Endoscopic guidance reveals effective dilation during the procedure, once the extrinsic compression is no longer observed. Immediately after balloon deflation, an increase in the diameter of the gastric pouch is seen. As a collateral effect, the gastrojejunal anastomosis is also dilated because the balloon has a 10 cm length and the gastric pouch a 5 to 7 cm length. This could lead to dumping syndrome in some cases, which can be improved with clinical management.

Weight regain of patients presenting with intraluminal ring erosion is described in the literature [8]. Similar weight regain was expected after balloon dilation and surgical ring removal [8, 11], due to interruption of the restrictive function of the ring. However, in this study, patient’s BMI only increased from 25.3 to 27.8 kg/m2. This indicates that non-banded RYGBP also achieves good results and that silastic ring restriction is not the exclusive determinant factor in terms of weight loss maintenance.

As an outpatient procedure, the technique described here has advantages when compared to inpatient surgery, including reduced cost, less stressful environment, and more rapid patient discharge. In addition, this minimally invasive procedure has a high success rate with more than 96 % of patients reporting complete or partial symptom resolution, low morbidity, and no mortality. Despite the two patients in this study who failed to achieve improvement and had the ring removed by laparotomy, currently at our service, the laparoscopic procedure has been our first choice when surgical ring removal is needed.

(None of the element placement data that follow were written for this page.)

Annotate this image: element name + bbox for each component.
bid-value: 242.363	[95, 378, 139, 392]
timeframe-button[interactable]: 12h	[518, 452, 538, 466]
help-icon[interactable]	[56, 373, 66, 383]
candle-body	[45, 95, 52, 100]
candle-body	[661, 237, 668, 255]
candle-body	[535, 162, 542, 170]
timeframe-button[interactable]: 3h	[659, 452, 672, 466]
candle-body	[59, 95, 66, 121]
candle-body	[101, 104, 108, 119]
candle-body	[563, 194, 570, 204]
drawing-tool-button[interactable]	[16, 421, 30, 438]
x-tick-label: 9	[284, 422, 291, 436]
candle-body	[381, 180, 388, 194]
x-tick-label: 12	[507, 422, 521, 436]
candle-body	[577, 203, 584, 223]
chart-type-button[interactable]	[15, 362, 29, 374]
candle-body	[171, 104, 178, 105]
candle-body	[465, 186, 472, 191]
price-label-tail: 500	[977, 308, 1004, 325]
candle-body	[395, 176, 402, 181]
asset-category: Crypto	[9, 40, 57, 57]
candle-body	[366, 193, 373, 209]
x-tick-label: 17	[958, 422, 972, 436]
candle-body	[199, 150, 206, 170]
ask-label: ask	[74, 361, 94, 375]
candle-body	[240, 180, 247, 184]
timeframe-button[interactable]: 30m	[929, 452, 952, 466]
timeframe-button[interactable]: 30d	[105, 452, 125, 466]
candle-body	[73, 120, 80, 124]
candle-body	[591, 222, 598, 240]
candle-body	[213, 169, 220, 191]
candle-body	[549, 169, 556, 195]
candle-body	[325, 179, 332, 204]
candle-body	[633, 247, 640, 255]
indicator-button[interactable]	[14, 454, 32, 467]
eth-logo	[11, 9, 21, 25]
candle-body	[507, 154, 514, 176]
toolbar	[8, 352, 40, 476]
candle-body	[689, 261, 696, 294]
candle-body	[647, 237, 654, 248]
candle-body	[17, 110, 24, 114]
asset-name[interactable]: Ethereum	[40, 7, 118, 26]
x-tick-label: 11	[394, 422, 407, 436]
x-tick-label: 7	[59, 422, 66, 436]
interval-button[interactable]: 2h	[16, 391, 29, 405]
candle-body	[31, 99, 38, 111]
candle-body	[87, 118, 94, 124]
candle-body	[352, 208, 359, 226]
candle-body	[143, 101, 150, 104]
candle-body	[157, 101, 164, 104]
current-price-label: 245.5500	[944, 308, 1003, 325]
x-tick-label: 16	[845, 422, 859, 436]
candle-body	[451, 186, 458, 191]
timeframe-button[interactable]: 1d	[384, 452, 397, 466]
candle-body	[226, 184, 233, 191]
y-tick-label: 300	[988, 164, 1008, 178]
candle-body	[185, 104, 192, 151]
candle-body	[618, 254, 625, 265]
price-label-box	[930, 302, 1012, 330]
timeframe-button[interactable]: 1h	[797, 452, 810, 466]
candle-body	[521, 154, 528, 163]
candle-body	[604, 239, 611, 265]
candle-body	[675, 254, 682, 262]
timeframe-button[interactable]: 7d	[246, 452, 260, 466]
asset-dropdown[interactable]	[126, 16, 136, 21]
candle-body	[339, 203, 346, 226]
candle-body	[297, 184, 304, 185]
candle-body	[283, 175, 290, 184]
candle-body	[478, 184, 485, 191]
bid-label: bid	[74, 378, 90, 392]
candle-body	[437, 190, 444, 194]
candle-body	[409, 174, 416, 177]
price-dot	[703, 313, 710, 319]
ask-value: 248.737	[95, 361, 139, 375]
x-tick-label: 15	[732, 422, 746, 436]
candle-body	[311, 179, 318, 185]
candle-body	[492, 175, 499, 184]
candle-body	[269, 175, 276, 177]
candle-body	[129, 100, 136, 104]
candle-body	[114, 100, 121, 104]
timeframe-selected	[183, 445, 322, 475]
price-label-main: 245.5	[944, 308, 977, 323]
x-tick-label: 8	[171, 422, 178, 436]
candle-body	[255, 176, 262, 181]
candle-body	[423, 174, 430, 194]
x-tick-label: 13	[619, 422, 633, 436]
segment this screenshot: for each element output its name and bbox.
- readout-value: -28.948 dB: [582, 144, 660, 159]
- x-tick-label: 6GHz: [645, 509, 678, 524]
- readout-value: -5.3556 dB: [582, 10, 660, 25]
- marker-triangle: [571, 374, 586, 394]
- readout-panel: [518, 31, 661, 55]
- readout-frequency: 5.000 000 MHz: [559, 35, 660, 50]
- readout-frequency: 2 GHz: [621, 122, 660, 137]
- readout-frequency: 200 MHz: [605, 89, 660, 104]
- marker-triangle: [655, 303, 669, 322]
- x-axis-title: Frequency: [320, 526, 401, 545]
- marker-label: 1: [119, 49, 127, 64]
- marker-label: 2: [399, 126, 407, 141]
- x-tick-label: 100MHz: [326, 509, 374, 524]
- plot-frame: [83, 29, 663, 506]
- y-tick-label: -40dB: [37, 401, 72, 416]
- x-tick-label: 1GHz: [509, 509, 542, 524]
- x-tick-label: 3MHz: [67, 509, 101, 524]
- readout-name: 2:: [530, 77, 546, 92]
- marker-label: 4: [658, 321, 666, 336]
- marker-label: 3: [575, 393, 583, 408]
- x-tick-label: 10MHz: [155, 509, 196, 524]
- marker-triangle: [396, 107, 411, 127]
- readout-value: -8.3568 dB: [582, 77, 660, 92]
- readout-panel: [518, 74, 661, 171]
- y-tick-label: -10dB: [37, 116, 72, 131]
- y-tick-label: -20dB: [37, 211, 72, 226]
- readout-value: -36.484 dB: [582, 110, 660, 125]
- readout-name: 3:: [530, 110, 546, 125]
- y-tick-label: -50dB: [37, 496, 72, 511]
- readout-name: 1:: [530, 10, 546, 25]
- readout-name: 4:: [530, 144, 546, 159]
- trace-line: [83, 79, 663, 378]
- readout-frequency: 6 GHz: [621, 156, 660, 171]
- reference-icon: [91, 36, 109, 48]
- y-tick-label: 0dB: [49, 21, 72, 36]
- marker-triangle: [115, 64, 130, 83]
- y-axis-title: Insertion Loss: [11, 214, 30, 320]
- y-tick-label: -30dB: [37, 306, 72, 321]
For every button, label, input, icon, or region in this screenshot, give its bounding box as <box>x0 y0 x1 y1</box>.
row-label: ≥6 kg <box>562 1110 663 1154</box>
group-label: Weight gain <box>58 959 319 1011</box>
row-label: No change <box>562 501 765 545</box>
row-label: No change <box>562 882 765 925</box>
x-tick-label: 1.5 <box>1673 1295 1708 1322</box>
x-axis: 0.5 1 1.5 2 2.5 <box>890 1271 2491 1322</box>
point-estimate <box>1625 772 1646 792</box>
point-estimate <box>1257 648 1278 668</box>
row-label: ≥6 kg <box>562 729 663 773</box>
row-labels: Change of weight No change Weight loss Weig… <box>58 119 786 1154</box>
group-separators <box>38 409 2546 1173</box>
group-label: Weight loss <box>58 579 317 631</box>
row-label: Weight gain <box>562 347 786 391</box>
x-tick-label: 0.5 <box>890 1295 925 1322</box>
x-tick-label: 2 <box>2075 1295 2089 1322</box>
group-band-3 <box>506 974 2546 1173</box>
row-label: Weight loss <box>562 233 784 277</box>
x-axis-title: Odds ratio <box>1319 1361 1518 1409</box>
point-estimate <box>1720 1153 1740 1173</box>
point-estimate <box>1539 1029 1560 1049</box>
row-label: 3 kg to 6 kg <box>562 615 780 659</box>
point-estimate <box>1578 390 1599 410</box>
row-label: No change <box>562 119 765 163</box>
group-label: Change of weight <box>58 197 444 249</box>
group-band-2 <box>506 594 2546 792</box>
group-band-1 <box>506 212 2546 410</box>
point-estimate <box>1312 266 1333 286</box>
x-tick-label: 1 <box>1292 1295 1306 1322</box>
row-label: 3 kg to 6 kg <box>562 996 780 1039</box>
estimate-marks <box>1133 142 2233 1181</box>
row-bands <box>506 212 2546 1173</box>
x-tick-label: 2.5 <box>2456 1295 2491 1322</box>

Complications related to the procedure are infrequent and can be managed without the need for reoperation.

In conclusion, food intolerance is a condition that may occur even when GPOS is absent. Breaking the paradigm of surgical resolution, aggressive endoscopic dilation for the treatment of food intolerance is as a viable, safe, and minimally invasive alternative, with a low rate of weight regain.